Ils ont ensuite utilisé une série de tests pour tester la capacité de chaque souche à digérer des échantillons stériles de polyéthylène non biodégradable (PE) et de polyester-polyuréthane biodégradable (PUR), ainsi que deux mélanges biodégradables disponibles dans le commerce de téréphtalate d’adipate de polybutylène (PBAT) et acide polylactique (PLA). (lire: Ces grenouilles de Porto Rico ont changé leur son à cause des températures élevées)

Aucune des souches n’a été capable de digérer le PE, même après 126 jours d’incubation sur ces plastiques. Mais 19 (56%) des souches, dont 11 champignons et huit bactéries, ont pu digérer le PUR à 15°C, tandis que 14 champignons et trois bactéries ont pu digérer les mélanges plastiques PBAT et PLA.

La résonance magnétique nucléaire (RMN) et un test basé sur la fluorescence ont confirmé que ces souches étaient capables de cliver les polymères PBAT et PLA en molécules plus petites. « Nous avons été très surpris de voir qu’une grande partie des souches analysées était capable de dégrader au moins un des plastiques testés », explique Rüthi.

Les meilleurs résultats ont été obtenus par deux espèces fongiques non caractérisées des genres ‘Neodevriesia’ et ‘Lachnellula’, qui ont été capables de digérer tous les plastiques sauf le PE. Les résultats ont également montré que la capacité à digérer le plastique dépendait du milieu de culture pour la plupart des souches, chaque souche réagissant différemment à chacun des quatre milieux testés.

Étant donné que les plastiques n’existent que depuis les années 1950, la capacité de dégrader le plastique n’était presque certainement pas un trait recherché à l’origine par la sélection naturelle. (lire: L’Équateur a réalisé la plus grande conversion dette-nature au monde)

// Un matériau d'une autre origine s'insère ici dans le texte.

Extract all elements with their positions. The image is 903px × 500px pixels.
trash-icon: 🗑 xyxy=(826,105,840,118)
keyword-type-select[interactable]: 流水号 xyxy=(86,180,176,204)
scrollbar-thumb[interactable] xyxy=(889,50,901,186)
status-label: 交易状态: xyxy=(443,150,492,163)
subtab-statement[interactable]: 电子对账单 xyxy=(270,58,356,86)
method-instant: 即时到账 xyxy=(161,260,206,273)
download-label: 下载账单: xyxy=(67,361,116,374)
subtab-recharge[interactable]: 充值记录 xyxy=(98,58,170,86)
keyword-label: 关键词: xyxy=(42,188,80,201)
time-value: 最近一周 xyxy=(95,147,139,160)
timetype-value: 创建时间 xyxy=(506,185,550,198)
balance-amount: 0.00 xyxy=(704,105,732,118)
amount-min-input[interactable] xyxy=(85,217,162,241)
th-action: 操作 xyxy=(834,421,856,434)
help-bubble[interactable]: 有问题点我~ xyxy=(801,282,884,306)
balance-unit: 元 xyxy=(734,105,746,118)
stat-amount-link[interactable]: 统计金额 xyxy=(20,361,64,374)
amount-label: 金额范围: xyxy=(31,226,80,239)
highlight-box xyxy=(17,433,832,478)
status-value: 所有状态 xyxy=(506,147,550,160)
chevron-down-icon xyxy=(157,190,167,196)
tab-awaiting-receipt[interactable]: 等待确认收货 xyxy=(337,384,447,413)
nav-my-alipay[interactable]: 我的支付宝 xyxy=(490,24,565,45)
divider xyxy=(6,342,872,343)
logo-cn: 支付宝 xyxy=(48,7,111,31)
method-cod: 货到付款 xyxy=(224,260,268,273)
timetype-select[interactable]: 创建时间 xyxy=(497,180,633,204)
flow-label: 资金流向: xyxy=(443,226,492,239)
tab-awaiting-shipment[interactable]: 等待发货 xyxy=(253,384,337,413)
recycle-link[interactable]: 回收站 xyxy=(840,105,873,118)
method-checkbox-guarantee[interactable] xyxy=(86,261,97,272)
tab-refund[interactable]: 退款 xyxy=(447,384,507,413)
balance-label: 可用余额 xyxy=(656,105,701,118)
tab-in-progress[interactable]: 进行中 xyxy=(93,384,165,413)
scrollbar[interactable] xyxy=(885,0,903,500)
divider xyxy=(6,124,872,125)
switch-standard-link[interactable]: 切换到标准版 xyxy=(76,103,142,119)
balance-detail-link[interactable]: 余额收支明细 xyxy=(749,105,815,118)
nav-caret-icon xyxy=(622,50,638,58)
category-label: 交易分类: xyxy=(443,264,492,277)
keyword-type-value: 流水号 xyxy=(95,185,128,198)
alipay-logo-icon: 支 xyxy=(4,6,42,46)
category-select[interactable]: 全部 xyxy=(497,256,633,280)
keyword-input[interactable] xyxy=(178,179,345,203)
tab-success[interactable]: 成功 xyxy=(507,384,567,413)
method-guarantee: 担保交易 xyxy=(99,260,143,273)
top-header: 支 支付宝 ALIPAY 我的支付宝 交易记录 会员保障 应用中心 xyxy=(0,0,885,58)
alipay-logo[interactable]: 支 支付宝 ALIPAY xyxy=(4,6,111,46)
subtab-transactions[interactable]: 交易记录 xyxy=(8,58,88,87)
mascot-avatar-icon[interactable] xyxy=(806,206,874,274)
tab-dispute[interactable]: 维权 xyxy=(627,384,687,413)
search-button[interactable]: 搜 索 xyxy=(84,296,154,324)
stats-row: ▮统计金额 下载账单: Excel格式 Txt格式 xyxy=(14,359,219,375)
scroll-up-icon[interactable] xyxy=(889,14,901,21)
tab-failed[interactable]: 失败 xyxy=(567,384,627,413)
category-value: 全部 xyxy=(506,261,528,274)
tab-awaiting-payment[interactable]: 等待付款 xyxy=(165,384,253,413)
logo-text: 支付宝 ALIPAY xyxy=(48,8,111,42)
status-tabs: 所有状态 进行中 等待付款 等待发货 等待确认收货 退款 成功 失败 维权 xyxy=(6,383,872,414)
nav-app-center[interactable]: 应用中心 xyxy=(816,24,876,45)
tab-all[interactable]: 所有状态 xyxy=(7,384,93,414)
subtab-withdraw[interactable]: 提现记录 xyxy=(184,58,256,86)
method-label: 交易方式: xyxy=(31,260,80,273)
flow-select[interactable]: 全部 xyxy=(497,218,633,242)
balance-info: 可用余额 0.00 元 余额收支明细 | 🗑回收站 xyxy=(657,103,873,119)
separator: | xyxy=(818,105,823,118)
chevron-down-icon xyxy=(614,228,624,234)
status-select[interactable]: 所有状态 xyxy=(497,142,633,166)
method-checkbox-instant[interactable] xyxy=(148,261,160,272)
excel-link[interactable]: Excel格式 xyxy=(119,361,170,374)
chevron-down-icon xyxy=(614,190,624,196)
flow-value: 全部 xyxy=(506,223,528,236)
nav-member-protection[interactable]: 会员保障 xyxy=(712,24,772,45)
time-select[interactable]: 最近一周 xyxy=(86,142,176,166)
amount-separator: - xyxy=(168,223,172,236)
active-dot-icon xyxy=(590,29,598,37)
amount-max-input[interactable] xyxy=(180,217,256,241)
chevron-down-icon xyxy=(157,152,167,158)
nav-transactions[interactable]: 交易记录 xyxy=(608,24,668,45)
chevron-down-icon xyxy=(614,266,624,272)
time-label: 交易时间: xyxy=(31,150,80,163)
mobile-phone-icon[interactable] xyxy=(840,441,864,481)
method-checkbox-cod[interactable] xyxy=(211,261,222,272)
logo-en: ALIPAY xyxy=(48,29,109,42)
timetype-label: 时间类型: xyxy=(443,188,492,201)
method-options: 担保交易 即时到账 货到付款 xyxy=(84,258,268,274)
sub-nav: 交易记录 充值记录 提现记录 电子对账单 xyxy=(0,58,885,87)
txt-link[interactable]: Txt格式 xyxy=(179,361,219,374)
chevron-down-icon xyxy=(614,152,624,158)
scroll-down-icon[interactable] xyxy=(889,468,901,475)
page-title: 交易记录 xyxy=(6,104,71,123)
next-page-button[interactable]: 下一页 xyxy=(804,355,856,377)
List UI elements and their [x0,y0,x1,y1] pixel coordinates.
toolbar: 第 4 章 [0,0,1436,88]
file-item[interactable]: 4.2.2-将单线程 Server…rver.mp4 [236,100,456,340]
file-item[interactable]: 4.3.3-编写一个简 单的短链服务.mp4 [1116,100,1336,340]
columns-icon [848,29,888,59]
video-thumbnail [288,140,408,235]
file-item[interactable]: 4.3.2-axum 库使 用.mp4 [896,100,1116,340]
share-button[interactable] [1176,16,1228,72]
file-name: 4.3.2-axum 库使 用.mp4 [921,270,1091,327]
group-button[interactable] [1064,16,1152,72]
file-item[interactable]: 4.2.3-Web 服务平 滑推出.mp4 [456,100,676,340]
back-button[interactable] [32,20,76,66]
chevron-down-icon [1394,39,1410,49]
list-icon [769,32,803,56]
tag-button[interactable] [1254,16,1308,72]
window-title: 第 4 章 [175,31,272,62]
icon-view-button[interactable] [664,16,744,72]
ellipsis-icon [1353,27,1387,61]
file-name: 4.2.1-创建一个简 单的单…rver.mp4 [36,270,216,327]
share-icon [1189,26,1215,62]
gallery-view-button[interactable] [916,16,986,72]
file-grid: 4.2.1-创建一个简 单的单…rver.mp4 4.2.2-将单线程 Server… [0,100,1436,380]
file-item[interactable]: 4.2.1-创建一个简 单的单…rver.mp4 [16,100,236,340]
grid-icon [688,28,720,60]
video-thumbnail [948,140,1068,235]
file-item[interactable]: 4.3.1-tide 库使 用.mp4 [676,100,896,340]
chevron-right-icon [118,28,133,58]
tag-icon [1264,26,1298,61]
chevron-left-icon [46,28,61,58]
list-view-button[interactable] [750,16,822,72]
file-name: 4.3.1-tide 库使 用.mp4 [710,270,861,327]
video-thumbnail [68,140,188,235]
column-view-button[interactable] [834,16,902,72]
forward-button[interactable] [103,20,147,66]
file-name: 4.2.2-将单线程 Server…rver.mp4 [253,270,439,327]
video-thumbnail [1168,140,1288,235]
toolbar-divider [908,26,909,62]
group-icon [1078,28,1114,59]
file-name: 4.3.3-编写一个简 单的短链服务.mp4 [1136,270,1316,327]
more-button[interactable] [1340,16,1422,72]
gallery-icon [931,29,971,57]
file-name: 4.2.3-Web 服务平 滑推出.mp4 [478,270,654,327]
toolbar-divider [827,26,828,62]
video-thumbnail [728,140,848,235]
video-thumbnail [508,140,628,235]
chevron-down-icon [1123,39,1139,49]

«Il a été démontré que les microbes produisent une grande variété d’enzymes dégradant les polymères qui sont impliquées dans la dégradation des parois cellulaires des plantes. En particulier, les champignons phytopathogènes biodégradent souvent les polyesters grâce à leur capacité à produire des cutinases, qui ciblent les polymères plastiques en raison de leur ressemblance avec la cutine végétale », explique le Dr Beat Frey, auteur de l’étude et chef du groupe WSL.

Comme Rüthi et ses collègues n’ont testé la digestion qu’à 15 °C, ils ne savent pas encore quelle est la température optimale à laquelle fonctionnent les enzymes des souches sélectionnées. « Mais nous savons que la plupart des souches testées peuvent bien pousser entre 4°C et 20°C, avec un optimum autour de 15°C », souligne Frey.

« Le prochain grand défi sera d’identifier les enzymes dégradant le plastique produites par les souches microbiennes et d’optimiser le processus pour obtenir de grandes quantités de protéines. De plus, une modification supplémentaire des enzymes pourrait être nécessaire pour optimiser des propriétés telles que la stabilité des protéines », ajoute-t-il.